Google won partly because they made it easy for content creators to measure success. Any LLM that wants to dominate search will need to solve the same problem.

Early adopters who figure out attribution now gain a competitive advantage. When better tools arrive, they’ll already have proven strategies while competitors are experimenting. The channel will mature. One platform will emerge as the leader. LLM platforms will build measurement tools because they'll need content creators to feed their algorithm.

But here's what most people miss. Paid search doesn't work unless organic works. People need to trust the platform's results. They need to believe the content is credible before they'll tolerate ads.

Nick thinks ads are coming to LLMs. The opportunity is too big to resist. ChatGPT has massive daily active users. How do you monetize free users if not through ads?

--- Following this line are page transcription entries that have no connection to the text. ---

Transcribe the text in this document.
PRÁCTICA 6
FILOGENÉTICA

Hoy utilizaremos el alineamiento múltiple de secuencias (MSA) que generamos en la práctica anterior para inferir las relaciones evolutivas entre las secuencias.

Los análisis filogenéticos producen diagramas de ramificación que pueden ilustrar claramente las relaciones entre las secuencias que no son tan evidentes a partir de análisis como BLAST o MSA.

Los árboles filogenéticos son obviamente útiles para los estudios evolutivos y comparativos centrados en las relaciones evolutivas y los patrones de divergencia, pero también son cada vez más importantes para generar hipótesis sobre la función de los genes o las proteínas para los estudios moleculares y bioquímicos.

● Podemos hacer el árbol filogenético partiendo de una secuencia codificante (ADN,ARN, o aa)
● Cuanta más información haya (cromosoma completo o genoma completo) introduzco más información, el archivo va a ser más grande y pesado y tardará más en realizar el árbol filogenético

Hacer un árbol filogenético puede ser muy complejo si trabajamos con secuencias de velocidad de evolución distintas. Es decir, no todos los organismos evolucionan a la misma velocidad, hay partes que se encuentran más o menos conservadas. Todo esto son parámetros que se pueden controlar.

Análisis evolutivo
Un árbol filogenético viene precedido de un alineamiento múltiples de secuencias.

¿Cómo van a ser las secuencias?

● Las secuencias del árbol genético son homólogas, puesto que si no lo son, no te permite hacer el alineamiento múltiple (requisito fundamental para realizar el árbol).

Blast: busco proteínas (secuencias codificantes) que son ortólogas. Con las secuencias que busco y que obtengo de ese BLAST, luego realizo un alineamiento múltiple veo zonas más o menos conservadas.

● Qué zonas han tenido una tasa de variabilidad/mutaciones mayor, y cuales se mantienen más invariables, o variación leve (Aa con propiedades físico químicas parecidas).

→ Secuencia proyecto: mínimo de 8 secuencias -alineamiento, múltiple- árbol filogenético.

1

When that happens, attribution becomes critical. You'll need to connect AI-influenced touches to actual pipeline. Not just traffic. Not just clicks. Revenue.

Connect content to CRM data or keep guessing what works

Connect your content performance to CRM data. Most content strategies die in the gap between "this got traffic" and "this influenced revenue."

Track what you can track. Referrer URLs from ChatGPT. Activity from LLM bots crawling your site (Botify has good research on this. The bandwidth these bots consume has skyrocketed). Google Search Console queries that led to conversions.

Then map those touches to deals in your CRM.

Start there, even if AI search remains hard to measure. Because when the tooling catches up, you'll already know what works.